BEIJING – China increased tariffs on 128 products, including pork, in response to the United States imposing higher tariffs on steel and aluminum imports from China.

The Chinese government released the list of affected products late on April 1. Fresh fruits, dried fruits and nut products, wine, ethanol, ginseng, and seamless steel pipes are subject to an additional 15% tariff while pork products, recycled aluminum and other items were slapped with an additional 25% import duty.

Barry Carpenter, president and chief executive officer of the North American Meat Institute (NAMI), said the Chinese government’s decision to levy 25% tariffs on U.S. pork “…will significantly curtail exports to this critical market at a time when China is expanding hog production, pushing domestic pork prices lower.”

“These retaliatory tariffs will disproportionately affect hardworking American pork packers and producers, who will bear the main burden of these measures in the form of lost revenue and restricted market access, particularly as US pork production is slated to rise this year,” Mr. Carpenter said. “It’s clear the future growth of the U.S. meat sector, and agricultural economy, depends upon a robust trade relationship with China — one that adheres to international standards, embraces fair trade, supports American job growth and expands access of high-quality US meat products to a growing consumer base.

“We once again urge the Trump Administration to pursue constructive negotiations with the Chinese government to prevent further escalation of a trade war that will undoubtedly harm U.S. businesses and consumers.”

In March, the National Pork Producers Council (NPPC) warned that retaliatory tariffs by the Chinese could harm the U.S. pork industry, which exported $1.1 billion of pork products to China in 2017, making it the third largest value market and the second largest volume market for U.S. pork exports.

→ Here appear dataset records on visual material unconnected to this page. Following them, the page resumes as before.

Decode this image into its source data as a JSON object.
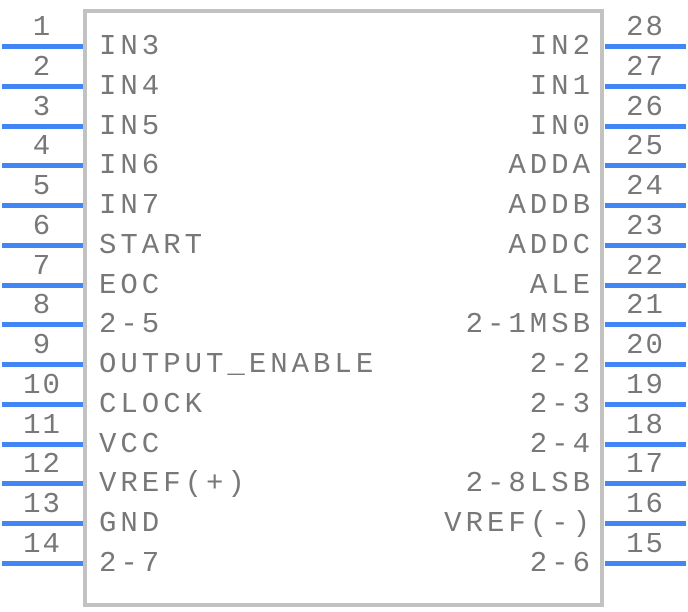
{
  "component": {
    "kind": "ic-pinout-symbol",
    "pin_count": 28
  },
  "colors": {
    "pin_line": "#4285f4",
    "text": "#787878",
    "body_border": "#c2c2c2",
    "background": "#ffffff"
  },
  "symbol": {
    "left_pins": [
      {
        "number": "1",
        "label": "IN3"
      },
      {
        "number": "2",
        "label": "IN4"
      },
      {
        "number": "3",
        "label": "IN5"
      },
      {
        "number": "4",
        "label": "IN6"
      },
      {
        "number": "5",
        "label": "IN7"
      },
      {
        "number": "6",
        "label": "START"
      },
      {
        "number": "7",
        "label": "EOC"
      },
      {
        "number": "8",
        "label": "2-5"
      },
      {
        "number": "9",
        "label": "OUTPUT_ENABLE"
      },
      {
        "number": "10",
        "label": "CLOCK"
      },
      {
        "number": "11",
        "label": "VCC"
      },
      {
        "number": "12",
        "label": "VREF(+)"
      },
      {
        "number": "13",
        "label": "GND"
      },
      {
        "number": "14",
        "label": "2-7"
      }
    ],
    "right_pins": [
      {
        "number": "28",
        "label": "IN2"
      },
      {
        "number": "27",
        "label": "IN1"
      },
      {
        "number": "26",
        "label": "IN0"
      },
      {
        "number": "25",
        "label": "ADDA"
      },
      {
        "number": "24",
        "label": "ADDB"
      },
      {
        "number": "23",
        "label": "ADDC"
      },
      {
        "number": "22",
        "label": "ALE"
      },
      {
        "number": "21",
        "label": "2-1MSB"
      },
      {
        "number": "20",
        "label": "2-2"
      },
      {
        "number": "19",
        "label": "2-3"
      },
      {
        "number": "18",
        "label": "2-4"
      },
      {
        "number": "17",
        "label": "2-8LSB"
      },
      {
        "number": "16",
        "label": "VREF(-)"
      },
      {
        "number": "15",
        "label": "2-6"
      }
    ]
  }
}
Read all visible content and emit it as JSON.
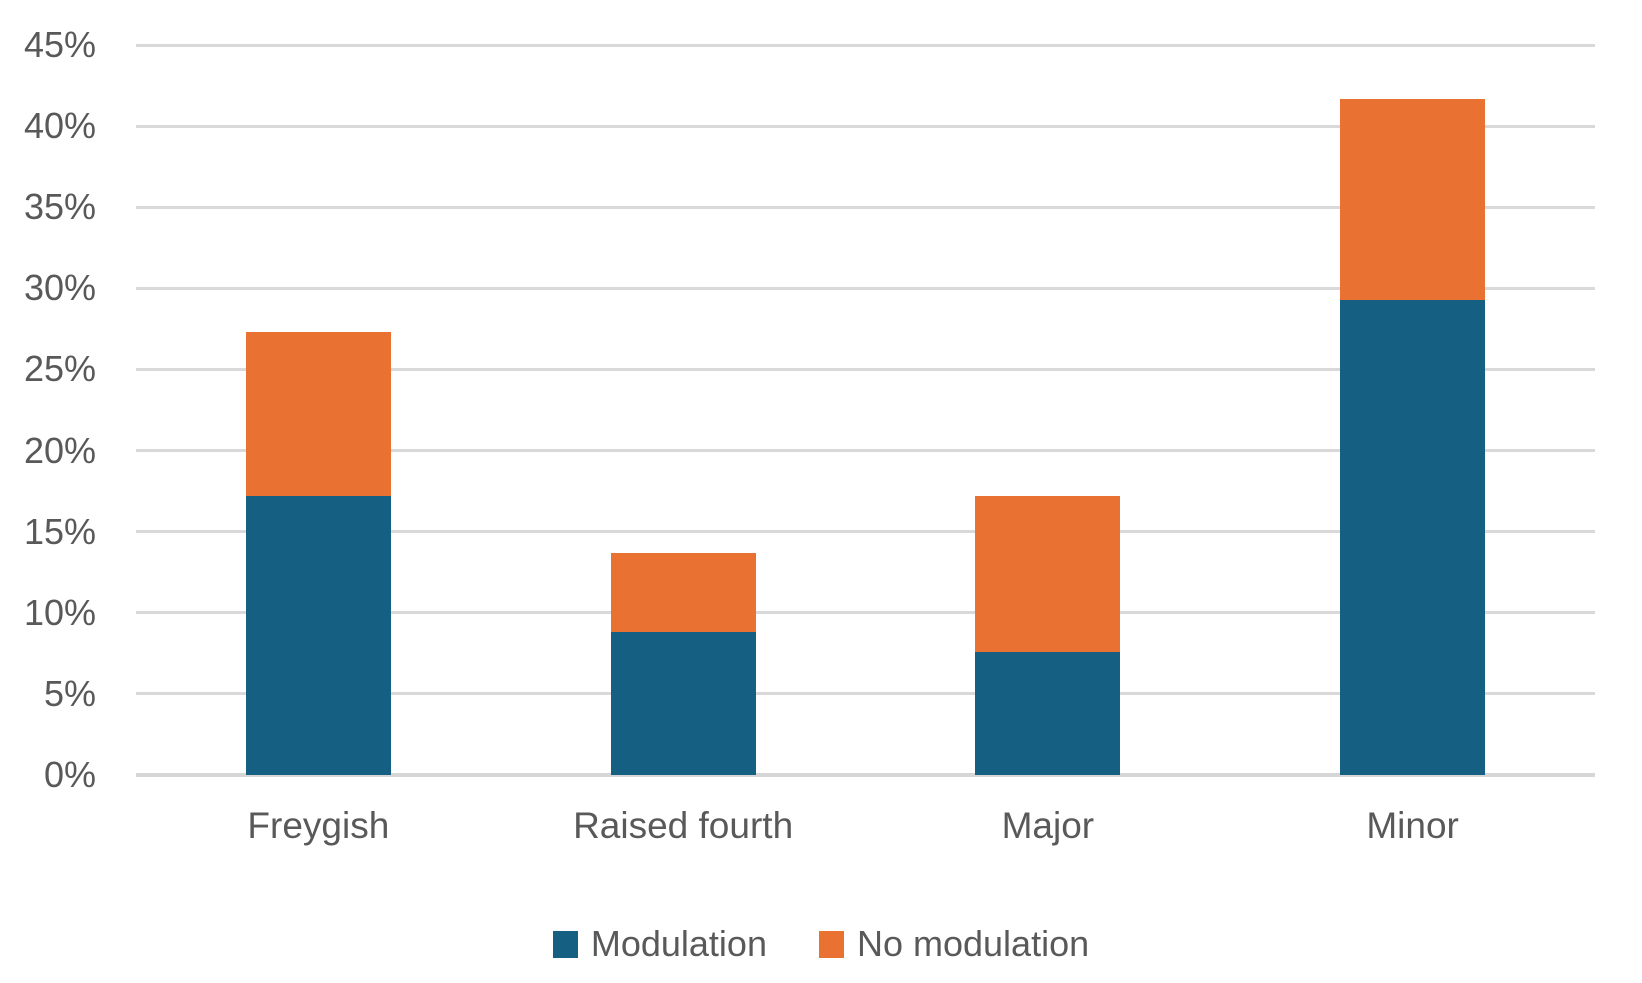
{
  "chart_data": {
    "type": "bar",
    "stacked": true,
    "title": "",
    "xlabel": "",
    "ylabel": "",
    "categories": [
      "Freygish",
      "Raised fourth",
      "Major",
      "Minor"
    ],
    "series": [
      {
        "name": "Modulation",
        "color": "#156082",
        "values": [
          17.2,
          8.8,
          7.6,
          29.3
        ]
      },
      {
        "name": "No modulation",
        "color": "#E97132",
        "values": [
          10.1,
          4.9,
          9.6,
          12.4
        ]
      }
    ],
    "stack_totals": [
      27.3,
      13.7,
      17.2,
      41.7
    ],
    "y_axis": {
      "min": 0,
      "max": 45,
      "step": 5,
      "tick_labels": [
        "0%",
        "5%",
        "10%",
        "15%",
        "20%",
        "25%",
        "30%",
        "35%",
        "40%",
        "45%"
      ]
    },
    "grid": true,
    "legend_position": "bottom"
  },
  "legend": {
    "items": [
      {
        "label": "Modulation"
      },
      {
        "label": "No modulation"
      }
    ]
  },
  "colors": {
    "background": "#FFFFFF",
    "gridline": "#D9D9D9",
    "axis_text": "#595959",
    "series_modulation": "#156082",
    "series_no_modulation": "#E97132"
  }
}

“We sell a lot of pork to China, so higher tariffs on our exports going there will harm our producers and undermine the rural economy,” said NPPC president Jim Heimerl at the time. “No one wins in these tit-for-tat trade disputes, least of all the farmers and the consumers.

“When it comes to trade, we expect all countries to follow international rules and to trade fairly,” Mr. Heimerl added. “We also expect all countries to resolve trade disputes in a way that doesn’t harm businesses, farmers and consumers.”